General Physician; In this study patients who have diagnosed with diabetes are at a lower risk of early death if they have a doctor who they describe as showing empathy towards them, a new study from the University of Cambridge has found. Empathy is an important concept within healthcare and as such is emphasised in policy, codes of practice, national clinical guidance and medical training.
It is also a high priority for patients. In a healthcare context, empathy refers to care that incorporates understanding; hence of the patient perspective, share decision making between patient and practitioner; also consideration of the broader context in which illness is experienced.
Public health priority
Optimising management of diabetes is a public health priority give the growing prevalence of the disease. Type 2 diabetes affects around 4 million people in the UK; also is with significant risk of death from heart disease and stroke and with early death. Type 2 diabetes is estimate to cost the UK over £9billion annually, 10% of the UK NHS budget.
Researchers at Cambridge follow up 867 individuals across 49 general practices; so in the UK as part of the ADDITION-Cambridge study to examine the association between primary care practitioner (GP and nurse) empathy and incidence of cardiovascular disease events (such as heart attack and stroke) or death.
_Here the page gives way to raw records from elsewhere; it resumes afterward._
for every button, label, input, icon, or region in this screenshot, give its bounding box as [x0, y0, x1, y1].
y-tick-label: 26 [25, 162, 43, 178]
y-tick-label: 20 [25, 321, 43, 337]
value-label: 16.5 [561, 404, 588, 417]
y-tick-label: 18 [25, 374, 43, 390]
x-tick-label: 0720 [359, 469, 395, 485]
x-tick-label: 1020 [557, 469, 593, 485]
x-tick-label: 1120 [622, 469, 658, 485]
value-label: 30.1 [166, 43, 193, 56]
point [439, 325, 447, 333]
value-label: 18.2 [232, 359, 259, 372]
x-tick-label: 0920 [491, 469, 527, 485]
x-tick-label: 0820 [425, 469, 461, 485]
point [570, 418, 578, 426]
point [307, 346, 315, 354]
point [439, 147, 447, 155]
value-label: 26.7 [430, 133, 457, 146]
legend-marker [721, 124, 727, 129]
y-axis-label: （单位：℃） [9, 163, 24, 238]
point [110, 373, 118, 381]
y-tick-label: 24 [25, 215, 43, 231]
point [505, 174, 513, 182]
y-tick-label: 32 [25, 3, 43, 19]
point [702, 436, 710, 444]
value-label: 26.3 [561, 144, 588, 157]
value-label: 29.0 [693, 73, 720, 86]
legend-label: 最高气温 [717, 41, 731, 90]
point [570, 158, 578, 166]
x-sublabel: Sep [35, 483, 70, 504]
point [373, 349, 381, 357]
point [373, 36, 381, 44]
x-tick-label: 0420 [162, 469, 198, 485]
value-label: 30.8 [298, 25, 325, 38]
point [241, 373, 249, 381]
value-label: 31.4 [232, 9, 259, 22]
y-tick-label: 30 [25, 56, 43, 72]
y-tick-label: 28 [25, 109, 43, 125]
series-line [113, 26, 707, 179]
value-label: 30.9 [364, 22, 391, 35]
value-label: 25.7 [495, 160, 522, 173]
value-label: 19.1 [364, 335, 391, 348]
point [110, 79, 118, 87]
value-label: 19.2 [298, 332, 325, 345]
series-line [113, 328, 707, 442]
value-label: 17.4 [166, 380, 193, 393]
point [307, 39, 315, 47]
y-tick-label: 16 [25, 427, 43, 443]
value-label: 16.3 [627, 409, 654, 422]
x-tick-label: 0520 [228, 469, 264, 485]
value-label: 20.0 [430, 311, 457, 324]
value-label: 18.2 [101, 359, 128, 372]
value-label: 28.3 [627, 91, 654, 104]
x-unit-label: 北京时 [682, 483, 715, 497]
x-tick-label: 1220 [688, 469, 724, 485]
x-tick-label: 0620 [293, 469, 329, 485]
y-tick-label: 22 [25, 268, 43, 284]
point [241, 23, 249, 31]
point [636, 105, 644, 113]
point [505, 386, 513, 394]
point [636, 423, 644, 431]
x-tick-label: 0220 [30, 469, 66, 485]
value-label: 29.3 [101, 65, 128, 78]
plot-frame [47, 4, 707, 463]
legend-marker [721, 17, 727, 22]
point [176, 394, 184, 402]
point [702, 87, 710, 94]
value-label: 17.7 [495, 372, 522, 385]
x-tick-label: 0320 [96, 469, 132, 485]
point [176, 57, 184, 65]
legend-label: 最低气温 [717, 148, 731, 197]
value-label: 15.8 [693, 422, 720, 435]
The results of the study are publish today in the Annals of Family Medicine. Of the 628 participants who complete the questionnaire; so just under one in five (19%) experience a cardiovascular disease event; also a similar number (21%) died during follow up from causes including cancer and heart attack.
The general physician
Those patients reporting better experiences of empathy in the first 12 months after diagnosis had a significantly lower risk (40-50%) of death over the subsequent 10 years compare to those who experience low practitioner empathy. Participants experiencing better empathy also tend to have a lower risk of cardiovascular disease events, although this was not statistically significant.
“In trying to manage the growing burden of chronic preventable disease, we’re increasingly moving towards precision healthcare, target-driven care and technology base assessment; hence while at the same time focusing less on the human, interpersonal empathic aspects of care,” says Dr. Hajira Dambha-Miller, a General Physician and researcher at the Department of Public Health and Primary Care, University of Cambridge.
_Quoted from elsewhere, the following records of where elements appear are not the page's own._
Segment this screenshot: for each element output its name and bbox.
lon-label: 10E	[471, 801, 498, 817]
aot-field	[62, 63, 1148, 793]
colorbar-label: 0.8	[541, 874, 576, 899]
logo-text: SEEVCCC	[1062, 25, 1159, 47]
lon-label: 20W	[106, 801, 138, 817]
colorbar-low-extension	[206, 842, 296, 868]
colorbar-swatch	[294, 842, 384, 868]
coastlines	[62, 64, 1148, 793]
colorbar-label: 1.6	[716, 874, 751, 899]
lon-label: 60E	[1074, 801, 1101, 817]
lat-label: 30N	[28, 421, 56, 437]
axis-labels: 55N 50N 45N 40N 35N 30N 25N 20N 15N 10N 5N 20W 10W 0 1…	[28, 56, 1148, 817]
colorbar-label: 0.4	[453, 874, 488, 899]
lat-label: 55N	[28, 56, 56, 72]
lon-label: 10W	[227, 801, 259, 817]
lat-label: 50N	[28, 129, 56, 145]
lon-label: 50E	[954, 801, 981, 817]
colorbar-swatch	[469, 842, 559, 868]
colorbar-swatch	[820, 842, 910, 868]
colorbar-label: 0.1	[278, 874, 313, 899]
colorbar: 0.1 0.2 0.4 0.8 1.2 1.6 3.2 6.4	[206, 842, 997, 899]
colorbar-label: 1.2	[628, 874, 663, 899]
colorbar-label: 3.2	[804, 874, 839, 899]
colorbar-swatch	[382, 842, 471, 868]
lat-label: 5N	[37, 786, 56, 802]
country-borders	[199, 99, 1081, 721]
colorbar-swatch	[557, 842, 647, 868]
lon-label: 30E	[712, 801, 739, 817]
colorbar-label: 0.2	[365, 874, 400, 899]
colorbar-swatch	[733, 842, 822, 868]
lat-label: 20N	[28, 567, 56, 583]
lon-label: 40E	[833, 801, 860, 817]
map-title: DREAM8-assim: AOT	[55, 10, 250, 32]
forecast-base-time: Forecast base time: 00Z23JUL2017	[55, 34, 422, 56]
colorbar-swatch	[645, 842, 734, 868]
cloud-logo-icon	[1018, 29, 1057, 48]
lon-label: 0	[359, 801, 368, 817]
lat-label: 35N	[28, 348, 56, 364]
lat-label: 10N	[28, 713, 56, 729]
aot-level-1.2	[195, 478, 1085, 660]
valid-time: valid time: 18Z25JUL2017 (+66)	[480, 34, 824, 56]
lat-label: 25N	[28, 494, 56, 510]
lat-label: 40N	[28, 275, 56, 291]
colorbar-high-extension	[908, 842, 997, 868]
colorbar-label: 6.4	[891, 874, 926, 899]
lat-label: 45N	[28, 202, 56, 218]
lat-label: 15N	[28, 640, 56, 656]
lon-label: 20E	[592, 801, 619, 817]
The researchers say there are several possible explanations for the association between greater empathy and better health outcomes. Previous studies have suggest that patients with lower levels of anxiety or those with an optimistic outlook (and who are more likely to report better perceptions of care), are also likely to live for longer.
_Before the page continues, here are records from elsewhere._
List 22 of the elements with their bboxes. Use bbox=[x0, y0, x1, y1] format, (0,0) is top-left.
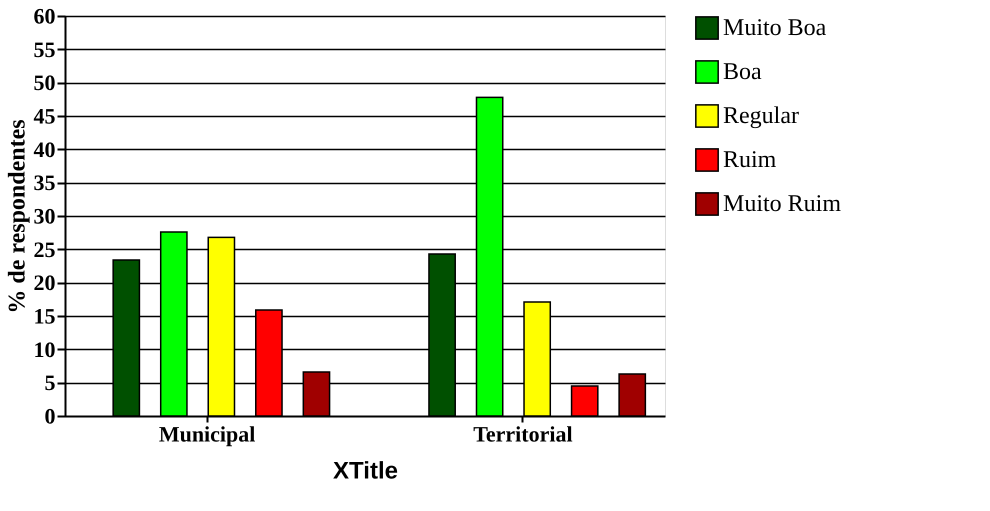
legend-label: Boa bbox=[723, 59, 762, 85]
x-tick-label: Territorial bbox=[473, 422, 573, 446]
y-tick-label: 0 bbox=[44, 404, 56, 428]
y-tick-label: 60 bbox=[34, 4, 56, 28]
y-tick-label: 50 bbox=[34, 70, 56, 96]
y-tick-label: 45 bbox=[34, 104, 56, 128]
x-axis-title: XTitle bbox=[333, 458, 398, 484]
x-tick-label: Municipal bbox=[158, 422, 256, 446]
legend-label: Ruim bbox=[723, 147, 777, 173]
y-tick-label: 5 bbox=[44, 370, 56, 396]
y-tick-label: 30 bbox=[34, 204, 56, 228]
y-tick-label: 25 bbox=[34, 236, 56, 262]
y-axis-title: % de respondentes bbox=[4, 119, 30, 314]
legend-label: Muito Boa bbox=[723, 15, 827, 41]
y-tick-label: 40 bbox=[34, 136, 56, 162]
legend-label: Regular bbox=[723, 103, 799, 129]
y-tick-label: 15 bbox=[34, 304, 56, 328]
y-tick-label: 20 bbox=[34, 270, 56, 296]
y-tick-label: 55 bbox=[34, 36, 56, 62]
y-tick-label: 35 bbox=[34, 170, 56, 196]
legend-label: Muito Ruim bbox=[723, 191, 842, 217]
y-tick-label: 10 bbox=[34, 336, 56, 362]
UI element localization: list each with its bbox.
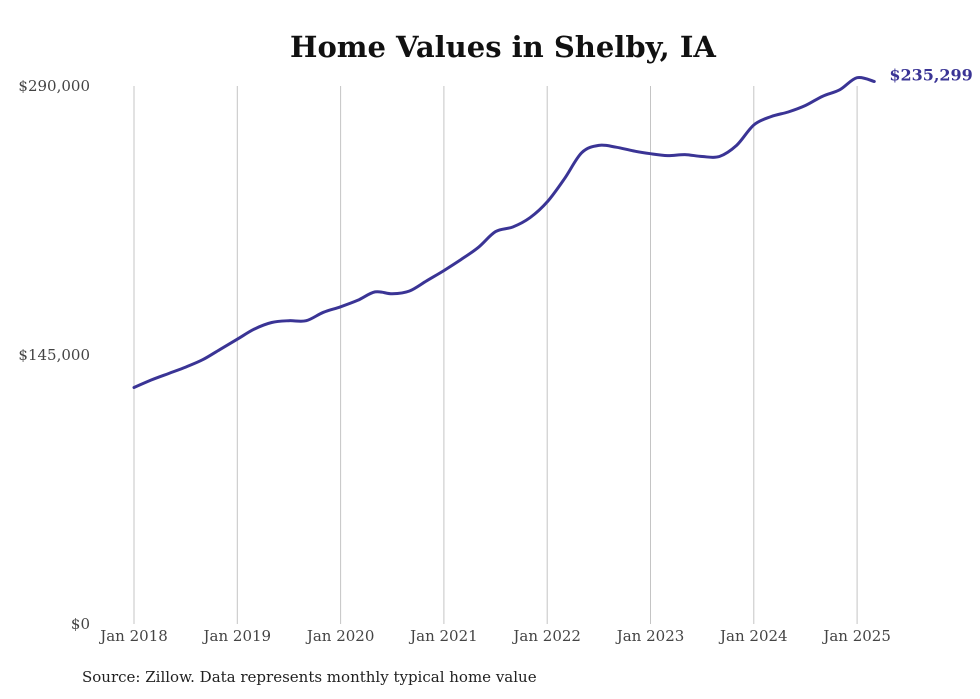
end-value-label: $235,299 [889,66,973,85]
series-line [132,75,876,389]
x-tick-label: Jan 2022 [511,627,581,645]
x-tick-label: Jan 2020 [305,627,375,645]
x-tick-label: Jan 2018 [98,627,168,645]
line-chart: Jan 2018 Jan 2019 Jan 2020 Jan 2021 Jan 2022… [18,66,973,645]
x-tick-label: Jan 2025 [821,627,891,645]
x-axis-ticks: Jan 2018 Jan 2019 Jan 2020 Jan 2021 Jan 2022… [98,627,891,645]
gridlines [133,86,858,624]
y-tick-label: $0 [71,615,90,633]
x-tick-label: Jan 2024 [718,627,788,645]
y-tick-label: $145,000 [18,346,90,364]
y-tick-label: $290,000 [18,77,90,95]
chart-title: Home Values in Shelby, IA [290,30,716,64]
source-note: Source: Zillow. Data represents monthly … [82,668,537,686]
x-tick-label: Jan 2019 [202,627,272,645]
x-tick-label: Jan 2023 [615,627,685,645]
x-tick-label: Jan 2021 [408,627,478,645]
y-axis-ticks: $0 $145,000 $290,000 [18,77,90,633]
They say it is also possible that GPs with empathic; so patient centred skills may be more likely to succeed in promoting positive behavioural change such as medication adherence or physical activity. Previous studies have also report that greater practitioner empathy is with higher patient motivation towards activation; so enablement and self-management of disease. Practitioner empathy may also reflect the doctor’s listening ability; also the trust of the patient in disclosing what is really wrong so that it can be addressed.